The London Perl and Raku Workshop takes place on 26th Oct 2024. If your company depends on Perl, please consider sponsoring and/or attending.

NAME

App::dupfind::App - This is the application that gets run() by $bin/dupfind

VERSION

version 0.172690

DESCRIPTION

This app-in-a-module is run by the dupfind script itself. This module isn't meant to be the interface for the end-user (that's the purpose of the dupfind script which is bundled with this distribution). The reason the logic is packed up in this module is to allow for easier unit testing, and also to allow the application to be extended via inheritance if desired.

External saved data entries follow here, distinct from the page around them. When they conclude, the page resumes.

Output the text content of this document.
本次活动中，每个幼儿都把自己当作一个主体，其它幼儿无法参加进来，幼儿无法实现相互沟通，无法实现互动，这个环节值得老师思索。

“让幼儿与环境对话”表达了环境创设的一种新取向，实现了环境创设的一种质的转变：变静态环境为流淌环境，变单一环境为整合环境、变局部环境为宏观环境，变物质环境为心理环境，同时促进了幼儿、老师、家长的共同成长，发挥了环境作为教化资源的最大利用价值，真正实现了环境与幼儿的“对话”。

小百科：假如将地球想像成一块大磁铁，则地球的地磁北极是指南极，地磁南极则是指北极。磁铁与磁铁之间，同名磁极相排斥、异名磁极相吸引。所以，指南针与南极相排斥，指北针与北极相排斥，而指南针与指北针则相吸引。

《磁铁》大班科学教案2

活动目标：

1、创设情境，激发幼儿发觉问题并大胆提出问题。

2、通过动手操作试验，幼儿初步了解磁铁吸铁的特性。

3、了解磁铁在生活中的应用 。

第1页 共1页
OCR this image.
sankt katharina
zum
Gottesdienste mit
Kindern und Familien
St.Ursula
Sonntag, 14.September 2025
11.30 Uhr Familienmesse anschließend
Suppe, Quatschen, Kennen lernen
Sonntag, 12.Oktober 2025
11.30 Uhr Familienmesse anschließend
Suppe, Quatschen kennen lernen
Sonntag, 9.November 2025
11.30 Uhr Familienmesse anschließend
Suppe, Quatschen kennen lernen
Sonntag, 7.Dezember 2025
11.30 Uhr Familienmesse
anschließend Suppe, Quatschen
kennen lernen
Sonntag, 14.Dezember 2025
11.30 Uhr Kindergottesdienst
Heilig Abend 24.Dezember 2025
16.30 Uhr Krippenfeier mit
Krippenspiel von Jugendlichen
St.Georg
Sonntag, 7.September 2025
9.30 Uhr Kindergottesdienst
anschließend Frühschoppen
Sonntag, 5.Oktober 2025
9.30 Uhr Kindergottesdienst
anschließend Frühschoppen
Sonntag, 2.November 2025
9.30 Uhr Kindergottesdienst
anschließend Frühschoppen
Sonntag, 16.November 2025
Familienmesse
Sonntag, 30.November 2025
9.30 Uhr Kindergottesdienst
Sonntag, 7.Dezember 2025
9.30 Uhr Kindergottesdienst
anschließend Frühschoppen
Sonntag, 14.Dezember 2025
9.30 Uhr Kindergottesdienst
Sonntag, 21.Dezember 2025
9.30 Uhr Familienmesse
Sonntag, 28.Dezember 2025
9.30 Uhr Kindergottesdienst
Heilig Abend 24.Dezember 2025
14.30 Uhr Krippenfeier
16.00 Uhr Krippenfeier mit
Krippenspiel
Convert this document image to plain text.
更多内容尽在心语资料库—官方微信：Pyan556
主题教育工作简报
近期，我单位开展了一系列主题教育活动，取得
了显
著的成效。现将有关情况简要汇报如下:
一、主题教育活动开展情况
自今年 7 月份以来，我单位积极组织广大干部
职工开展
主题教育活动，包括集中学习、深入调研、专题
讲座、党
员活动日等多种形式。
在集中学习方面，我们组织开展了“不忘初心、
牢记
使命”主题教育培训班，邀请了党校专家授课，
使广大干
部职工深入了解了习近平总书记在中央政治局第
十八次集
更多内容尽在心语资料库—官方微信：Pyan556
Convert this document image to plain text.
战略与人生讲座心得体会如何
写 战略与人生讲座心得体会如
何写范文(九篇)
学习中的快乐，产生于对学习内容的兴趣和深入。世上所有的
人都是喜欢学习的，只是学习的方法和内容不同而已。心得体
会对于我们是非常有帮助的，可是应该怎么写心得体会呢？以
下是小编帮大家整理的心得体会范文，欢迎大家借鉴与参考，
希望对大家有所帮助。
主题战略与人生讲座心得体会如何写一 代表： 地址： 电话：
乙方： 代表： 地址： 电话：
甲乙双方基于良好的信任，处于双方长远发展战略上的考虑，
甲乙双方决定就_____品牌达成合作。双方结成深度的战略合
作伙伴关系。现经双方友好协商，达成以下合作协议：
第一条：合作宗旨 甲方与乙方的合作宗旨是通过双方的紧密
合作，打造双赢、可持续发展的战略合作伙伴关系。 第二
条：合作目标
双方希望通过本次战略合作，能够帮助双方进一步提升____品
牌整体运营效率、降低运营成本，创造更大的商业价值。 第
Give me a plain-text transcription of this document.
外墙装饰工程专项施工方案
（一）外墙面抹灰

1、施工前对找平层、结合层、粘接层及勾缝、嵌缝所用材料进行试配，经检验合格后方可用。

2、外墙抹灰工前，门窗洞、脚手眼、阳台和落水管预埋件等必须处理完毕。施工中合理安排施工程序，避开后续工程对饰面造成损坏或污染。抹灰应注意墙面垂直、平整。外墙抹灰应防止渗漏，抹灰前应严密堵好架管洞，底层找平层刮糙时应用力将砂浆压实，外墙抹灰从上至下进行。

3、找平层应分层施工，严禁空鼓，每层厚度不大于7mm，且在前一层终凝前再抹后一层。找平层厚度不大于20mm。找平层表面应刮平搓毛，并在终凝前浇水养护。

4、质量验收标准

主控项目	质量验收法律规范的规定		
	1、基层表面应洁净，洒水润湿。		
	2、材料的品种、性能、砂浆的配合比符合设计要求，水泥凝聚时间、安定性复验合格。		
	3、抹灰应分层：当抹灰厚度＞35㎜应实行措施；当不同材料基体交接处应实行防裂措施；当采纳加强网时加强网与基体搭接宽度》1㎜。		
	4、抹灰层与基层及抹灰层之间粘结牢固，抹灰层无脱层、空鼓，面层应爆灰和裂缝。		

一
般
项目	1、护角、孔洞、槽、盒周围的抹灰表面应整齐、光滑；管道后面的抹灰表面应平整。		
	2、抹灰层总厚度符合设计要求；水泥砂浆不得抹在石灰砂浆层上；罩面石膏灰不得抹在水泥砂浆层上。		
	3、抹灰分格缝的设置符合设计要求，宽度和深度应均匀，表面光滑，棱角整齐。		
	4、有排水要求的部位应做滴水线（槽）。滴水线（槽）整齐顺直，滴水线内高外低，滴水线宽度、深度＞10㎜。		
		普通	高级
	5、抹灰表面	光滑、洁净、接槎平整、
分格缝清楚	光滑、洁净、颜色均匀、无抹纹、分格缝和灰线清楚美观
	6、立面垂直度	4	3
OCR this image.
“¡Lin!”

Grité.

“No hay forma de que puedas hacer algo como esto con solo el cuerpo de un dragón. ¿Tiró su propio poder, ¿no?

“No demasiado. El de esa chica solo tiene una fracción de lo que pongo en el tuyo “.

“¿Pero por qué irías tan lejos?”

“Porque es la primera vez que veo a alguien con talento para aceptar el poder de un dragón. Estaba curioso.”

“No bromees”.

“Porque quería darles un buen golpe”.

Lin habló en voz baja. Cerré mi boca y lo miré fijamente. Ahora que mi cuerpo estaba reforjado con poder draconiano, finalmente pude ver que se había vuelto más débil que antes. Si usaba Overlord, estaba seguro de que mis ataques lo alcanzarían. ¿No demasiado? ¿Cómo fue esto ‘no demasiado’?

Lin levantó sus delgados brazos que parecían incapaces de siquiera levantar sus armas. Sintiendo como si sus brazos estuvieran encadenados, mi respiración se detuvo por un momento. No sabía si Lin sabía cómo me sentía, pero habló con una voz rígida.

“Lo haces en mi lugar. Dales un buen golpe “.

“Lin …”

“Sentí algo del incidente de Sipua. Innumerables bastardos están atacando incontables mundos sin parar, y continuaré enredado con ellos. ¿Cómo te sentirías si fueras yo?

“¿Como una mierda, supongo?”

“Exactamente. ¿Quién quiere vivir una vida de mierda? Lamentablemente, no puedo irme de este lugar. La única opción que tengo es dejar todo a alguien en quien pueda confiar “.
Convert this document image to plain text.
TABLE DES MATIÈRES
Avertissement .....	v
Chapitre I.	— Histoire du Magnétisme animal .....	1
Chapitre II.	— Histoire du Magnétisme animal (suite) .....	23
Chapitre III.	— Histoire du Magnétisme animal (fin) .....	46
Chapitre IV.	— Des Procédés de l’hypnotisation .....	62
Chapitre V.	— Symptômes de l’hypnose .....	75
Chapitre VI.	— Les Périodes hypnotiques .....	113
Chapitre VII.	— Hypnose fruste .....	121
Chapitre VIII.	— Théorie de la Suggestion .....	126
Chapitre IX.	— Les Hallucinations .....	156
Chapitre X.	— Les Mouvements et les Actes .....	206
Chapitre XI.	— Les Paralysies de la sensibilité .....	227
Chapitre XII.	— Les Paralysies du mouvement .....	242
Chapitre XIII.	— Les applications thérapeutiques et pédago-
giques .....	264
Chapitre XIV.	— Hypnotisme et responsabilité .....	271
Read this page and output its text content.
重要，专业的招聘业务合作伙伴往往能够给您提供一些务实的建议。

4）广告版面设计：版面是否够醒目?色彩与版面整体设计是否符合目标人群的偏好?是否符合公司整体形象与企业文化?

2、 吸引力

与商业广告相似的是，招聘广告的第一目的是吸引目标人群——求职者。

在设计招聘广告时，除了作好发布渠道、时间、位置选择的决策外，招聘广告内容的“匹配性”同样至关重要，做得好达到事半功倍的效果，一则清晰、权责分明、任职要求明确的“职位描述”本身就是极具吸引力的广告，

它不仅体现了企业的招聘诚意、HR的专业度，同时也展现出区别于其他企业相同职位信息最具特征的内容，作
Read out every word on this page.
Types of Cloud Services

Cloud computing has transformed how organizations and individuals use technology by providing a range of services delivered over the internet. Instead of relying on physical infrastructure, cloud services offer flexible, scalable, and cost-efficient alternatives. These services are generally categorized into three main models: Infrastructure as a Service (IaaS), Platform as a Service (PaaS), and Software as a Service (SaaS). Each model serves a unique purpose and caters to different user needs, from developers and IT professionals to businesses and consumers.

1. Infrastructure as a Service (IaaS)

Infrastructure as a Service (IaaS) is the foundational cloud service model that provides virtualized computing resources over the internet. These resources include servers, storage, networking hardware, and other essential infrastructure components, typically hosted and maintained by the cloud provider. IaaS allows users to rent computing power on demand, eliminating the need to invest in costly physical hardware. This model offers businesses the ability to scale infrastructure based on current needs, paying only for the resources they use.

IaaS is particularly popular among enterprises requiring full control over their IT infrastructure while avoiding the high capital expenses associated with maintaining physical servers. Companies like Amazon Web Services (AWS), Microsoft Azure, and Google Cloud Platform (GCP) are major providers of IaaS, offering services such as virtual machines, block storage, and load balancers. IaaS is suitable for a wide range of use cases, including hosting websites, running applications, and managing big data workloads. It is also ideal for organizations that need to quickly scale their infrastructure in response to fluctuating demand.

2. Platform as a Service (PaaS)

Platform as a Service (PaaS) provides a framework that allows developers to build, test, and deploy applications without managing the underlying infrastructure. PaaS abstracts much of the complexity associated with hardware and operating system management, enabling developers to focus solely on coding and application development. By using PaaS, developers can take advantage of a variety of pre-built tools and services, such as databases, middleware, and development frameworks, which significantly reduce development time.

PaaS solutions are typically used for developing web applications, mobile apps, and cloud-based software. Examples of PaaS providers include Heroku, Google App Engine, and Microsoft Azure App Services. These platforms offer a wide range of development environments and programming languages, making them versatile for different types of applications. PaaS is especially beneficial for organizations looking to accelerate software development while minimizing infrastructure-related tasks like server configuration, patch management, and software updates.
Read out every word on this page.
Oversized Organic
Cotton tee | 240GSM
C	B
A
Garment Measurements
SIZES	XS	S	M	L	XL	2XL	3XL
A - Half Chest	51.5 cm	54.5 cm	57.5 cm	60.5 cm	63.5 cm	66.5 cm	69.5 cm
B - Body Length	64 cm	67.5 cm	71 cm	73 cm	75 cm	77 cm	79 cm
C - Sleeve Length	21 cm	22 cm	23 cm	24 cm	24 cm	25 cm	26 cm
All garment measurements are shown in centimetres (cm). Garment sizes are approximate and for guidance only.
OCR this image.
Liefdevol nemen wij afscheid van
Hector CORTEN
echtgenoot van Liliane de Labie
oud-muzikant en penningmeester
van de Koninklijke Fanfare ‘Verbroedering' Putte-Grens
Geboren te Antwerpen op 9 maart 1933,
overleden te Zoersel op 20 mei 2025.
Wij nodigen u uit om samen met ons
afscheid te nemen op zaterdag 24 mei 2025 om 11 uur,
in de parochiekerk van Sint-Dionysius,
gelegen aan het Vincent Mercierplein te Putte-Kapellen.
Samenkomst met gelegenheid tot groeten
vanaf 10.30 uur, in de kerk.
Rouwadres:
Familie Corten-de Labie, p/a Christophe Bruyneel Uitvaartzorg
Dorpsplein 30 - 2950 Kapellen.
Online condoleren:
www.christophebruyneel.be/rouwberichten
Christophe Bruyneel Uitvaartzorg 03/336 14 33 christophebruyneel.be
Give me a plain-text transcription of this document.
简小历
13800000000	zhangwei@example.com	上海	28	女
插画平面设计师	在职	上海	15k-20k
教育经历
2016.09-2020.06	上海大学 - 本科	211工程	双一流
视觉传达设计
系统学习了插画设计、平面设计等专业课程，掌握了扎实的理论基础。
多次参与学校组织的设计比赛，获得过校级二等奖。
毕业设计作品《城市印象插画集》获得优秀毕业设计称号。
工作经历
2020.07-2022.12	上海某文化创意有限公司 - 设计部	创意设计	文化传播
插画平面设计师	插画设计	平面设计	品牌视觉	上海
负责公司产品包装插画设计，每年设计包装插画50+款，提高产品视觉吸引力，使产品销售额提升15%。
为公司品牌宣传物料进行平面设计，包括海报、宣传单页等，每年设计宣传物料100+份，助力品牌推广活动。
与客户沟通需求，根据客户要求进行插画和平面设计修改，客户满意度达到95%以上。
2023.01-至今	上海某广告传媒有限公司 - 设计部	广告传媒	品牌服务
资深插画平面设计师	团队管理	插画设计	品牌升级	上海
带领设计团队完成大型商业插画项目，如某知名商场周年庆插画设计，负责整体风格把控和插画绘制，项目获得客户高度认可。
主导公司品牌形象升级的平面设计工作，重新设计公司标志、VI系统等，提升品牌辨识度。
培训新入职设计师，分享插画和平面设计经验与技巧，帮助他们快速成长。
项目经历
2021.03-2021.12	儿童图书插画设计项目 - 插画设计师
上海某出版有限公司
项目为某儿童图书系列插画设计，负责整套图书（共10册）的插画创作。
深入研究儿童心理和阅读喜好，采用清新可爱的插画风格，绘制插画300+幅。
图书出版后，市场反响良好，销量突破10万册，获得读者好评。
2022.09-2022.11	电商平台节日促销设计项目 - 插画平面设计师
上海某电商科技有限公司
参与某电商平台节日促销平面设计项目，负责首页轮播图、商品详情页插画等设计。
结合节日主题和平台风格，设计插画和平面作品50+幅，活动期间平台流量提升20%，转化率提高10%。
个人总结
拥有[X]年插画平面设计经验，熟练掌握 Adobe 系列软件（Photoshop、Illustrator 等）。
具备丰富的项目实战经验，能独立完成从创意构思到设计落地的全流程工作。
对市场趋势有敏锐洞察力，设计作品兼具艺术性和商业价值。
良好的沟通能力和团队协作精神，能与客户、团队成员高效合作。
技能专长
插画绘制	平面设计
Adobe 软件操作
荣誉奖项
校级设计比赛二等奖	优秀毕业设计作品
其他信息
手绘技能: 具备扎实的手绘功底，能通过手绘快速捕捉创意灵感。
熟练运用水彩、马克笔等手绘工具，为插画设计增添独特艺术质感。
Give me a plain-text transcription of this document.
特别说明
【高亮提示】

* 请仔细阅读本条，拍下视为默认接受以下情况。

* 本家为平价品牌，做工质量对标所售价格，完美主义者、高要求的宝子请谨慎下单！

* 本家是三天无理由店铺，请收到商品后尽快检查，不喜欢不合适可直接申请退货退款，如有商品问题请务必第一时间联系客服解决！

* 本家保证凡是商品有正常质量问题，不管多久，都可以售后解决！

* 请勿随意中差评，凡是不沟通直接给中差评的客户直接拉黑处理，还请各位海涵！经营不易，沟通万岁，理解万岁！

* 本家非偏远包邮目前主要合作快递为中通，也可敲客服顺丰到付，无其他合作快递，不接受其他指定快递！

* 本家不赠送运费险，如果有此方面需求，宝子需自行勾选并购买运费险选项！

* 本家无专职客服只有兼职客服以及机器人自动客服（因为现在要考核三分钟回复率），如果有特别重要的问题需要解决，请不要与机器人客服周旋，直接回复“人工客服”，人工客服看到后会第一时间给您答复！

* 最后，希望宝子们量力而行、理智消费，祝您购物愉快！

So basically, you don't really need to worry about this. Just install the App::dupfind distribution and call the dupfind executable in the way you'd invoke any other app.

SYNOPSIS

   use App::dupfind::App;

   App::dupfind::App->run;

ATTRIBUTES

opts

Accessor for run time options supplied by the user

benchmarks

Accessor to a collection of benchmarks that are gathered over the course of application execution

metrics

Accessor used to save and retrieve metrics information

deduper

Depending on user input, it will be an App::dupfind object or an App::dupfind::Threaded object (if threading was selected).

METHODS

BUILD

The object builder. Does some validation of user input.

_usage

Prints out a help message via Pod::Usage so that the POD documentation in whatever namespace calls the app gets used as the help message.

This is why $bin/dupfind is very short on code, but has a good POD page.

_bench_this

Private method used to make internal benchmarking easier, since the application makes frequent use of them to time key steps in its workflow.

_calculate_bench_times

Takes the collected benchmark objects gathered in the previous method and calculates the time difference between their start and end marks, then tucks it away for later display in $self->_run_summary

_run_summary

Displays a summary of findings and metrics after the main output is shown. The summary looks something like this (some output has been replaced with "..." due to space constraints):

   ------------------------------
   ** THREADS...............8
   ** RAM CACHE.............314572800 bytes
   ** CACHE HITS/MISSES.....21162392/14997229
   ** TOTAL FILES SCANNED...73389
   ** TOTAL SAME SIZE.......66058
   ** TOTAL ACTUAL DUPES....48760
         -- TIMES --
   ** TREE SCAN TIME........1.78502 wallclock secs  ...
   ** HARDLINK PRUNE TIME...0.438269 wallclock secs ...
   ** WEED-OUT TIME.........4.14188 wallclock secs  ...
   ** CRYPTO-HASHING TIME...6.25566 wallclock secs  ...
   ** DELETION TIME.........no deletions
   ** TOTAL RUN TIME........14.6825 wallclock secs  ...
run

Runs the application. Takes no arguments. Returns no values.

scanfs

Scans the filesystem directory specified by the user and returns a datastructure containing groupings of files that are the same size, which is the first step in identifying duplicates.

prune

Examines the files returned from $self->scanfs and looks for hard links. If two or more hardlinks are found, they are sorted by filename and all but the first hardlink are discarded.

weed

Runs the weed-out pass(es) on the file groups returned by $self->prune, thereby eliminating as many non-duplicates as possible without having to resort to expensive file hashing (the calculation of file digests).

digest

Calculates file digests against the files returned from $self->weed, and a simple caching mechanism is used to help avoid hashing the same file content more than once if one file is found to be a content match for another.

This is the final basis upon which file uniqueness is determined. After this step, we know with very-near-complete certainty which files are duplicates.

The certainty is limited to the strength of the underlying cryptographic digest algorithm, which is currently xxhash. As with other digests, such as MD5 for example, collisions are possible but extremely unlikely.

remove

Runs a removal (deletion) sequence on file duplicates obtained by $self->digest, interactively prompting the user for confirmation of deletions. Interactive prompting does not happen if the user specified that prompting should be disabled.

Refer to the help documentation in the dupfind executable proper for an explanation on run time command line options and switches.

_stderr

Works like Perl's built-in say function, except:

  • Output goes to STDERR

  • It is a class method. You will have to call it like $object->_stderr( 'foo' );

  • IT OUTPUTS NOTHING if the user passed in the "-q" or "--quiet" flag.